Poetry textbooks have these flaws, maybe not fatal but dire enough:  They’re expensive.  They don’t include the same poems I want to teach.  And they rarely surprise (even in new editions…which are more expensive…and still don’t match the perfectly fluid reading list in my head).

So a few years ago, I quit on them.  I started assigning one good, cheap book about writing (like this) and sending students to explore a different website each week and bring back poems to read and study together.

For students, less mundanity like “For Tue, rd pp this to that” and more vavoom of discovering something their own selves.  For me, staying on top of my game (because who knows exactly what we’ll be reading next week?), a never-stale trove of poems, and always a little help for the future because–let’s not be delicate–I steal the best finds in one class as recommendations for the next.

That’s how Erika Schultze found today’s poem, one of her semester favorites.
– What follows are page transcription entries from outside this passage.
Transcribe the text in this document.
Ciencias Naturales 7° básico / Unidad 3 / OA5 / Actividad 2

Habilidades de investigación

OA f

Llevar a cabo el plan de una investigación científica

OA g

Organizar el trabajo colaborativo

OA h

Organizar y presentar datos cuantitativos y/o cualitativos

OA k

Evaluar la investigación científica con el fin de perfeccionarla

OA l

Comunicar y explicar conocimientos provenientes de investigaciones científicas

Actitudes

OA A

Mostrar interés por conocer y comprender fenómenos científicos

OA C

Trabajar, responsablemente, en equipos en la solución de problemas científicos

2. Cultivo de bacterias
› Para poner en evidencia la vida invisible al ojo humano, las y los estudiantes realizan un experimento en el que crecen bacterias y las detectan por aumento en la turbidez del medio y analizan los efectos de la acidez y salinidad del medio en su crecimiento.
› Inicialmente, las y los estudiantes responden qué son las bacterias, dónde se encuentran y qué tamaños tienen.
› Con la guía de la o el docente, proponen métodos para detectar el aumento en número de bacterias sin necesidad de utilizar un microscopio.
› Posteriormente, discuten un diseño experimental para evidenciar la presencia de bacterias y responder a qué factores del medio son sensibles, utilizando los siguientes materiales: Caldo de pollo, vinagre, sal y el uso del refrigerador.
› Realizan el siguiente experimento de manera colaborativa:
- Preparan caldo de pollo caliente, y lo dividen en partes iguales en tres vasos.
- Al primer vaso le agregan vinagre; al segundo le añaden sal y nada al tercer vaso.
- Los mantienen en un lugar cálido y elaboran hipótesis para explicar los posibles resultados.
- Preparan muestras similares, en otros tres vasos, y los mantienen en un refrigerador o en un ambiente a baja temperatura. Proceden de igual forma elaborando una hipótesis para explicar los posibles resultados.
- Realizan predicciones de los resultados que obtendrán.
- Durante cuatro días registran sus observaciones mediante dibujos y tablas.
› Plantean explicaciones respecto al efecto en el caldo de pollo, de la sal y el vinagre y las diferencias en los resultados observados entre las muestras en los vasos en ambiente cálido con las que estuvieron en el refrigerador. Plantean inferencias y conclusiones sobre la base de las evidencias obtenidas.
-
She recorded it last week, with her own poems.  It’s a weird one, and I like it too.

Erika read from this mini-article by Robert Pinsky at Slate.com (which features a poem read aloud by its author every week).

One Comment leave one →
  1. December 21, 2010 4:37 pm

    Good call! Searching, finding, sharing and exploring seems wise and alive!
    I like your style. And I like Erika’s selection and reading!